Frequently Asked Questions
What is the best AI legal assistant?
The best AI legal assistant depends on who you are. CoCounsel and Harvey are built for law firms doing research and drafting at scale, Filevine and Smokeball pair AI with case management, and DoNotPay targets consumers handling their own disputes. Most firms run a trial before committing, since fit varies by practice area.
Can an AI legal assistant replace a lawyer?
No, an AI legal assistant cannot replace a lawyer. These tools speed up research, drafting, and document review, but they don't carry professional responsibility, can't appear in court, and sometimes produce confident answers that are simply wrong. Use one to work faster and prepare better questions, then have a licensed attorney handle anything binding.
How do AI legal assistants work?
AI legal assistants run on large language models trained on legal text, often connected to a database of case law and statutes. You ask a question or upload a document, and the tool retrieves relevant authority, summarizes it, and drafts a response.
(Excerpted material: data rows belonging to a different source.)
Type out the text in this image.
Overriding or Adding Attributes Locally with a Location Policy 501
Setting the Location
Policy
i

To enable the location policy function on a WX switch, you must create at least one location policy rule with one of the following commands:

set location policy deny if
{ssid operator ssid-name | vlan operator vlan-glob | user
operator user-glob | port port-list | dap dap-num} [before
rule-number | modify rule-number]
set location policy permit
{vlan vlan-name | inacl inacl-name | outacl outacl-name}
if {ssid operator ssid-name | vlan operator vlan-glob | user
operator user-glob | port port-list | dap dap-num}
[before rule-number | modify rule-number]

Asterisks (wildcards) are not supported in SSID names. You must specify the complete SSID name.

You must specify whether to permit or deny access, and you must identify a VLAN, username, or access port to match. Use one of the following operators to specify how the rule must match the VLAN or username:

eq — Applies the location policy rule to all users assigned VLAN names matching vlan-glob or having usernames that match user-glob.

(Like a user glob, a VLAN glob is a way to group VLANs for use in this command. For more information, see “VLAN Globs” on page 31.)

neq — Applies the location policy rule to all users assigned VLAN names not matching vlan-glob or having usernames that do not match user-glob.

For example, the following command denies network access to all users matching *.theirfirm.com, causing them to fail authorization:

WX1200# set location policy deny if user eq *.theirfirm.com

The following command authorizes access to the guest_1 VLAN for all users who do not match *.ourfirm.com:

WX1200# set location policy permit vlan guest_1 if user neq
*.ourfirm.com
The better ones cite sources so you can verify every claim yourself.
Are AI legal assistants accurate?
AI legal assistants are useful but not reliably accurate on their own. They can misread context, miss exceptions, and hallucinate fake case citations, which has already gotten lawyers sanctioned in real courts. Tools that ground answers in a verified legal database and show their sources are safer, but you still need to check the underlying authority.
Are there free AI legal tools for consumers?
Yes, some AI legal tools offer free or low-cost help aimed at consumers rather than firms. Services like DoNotPay handle common tasks such as disputing fees or drafting letters for a flat fee or small subscription. They work well for routine matters, but anything with serious stakes still deserves a real lawyer's eyes.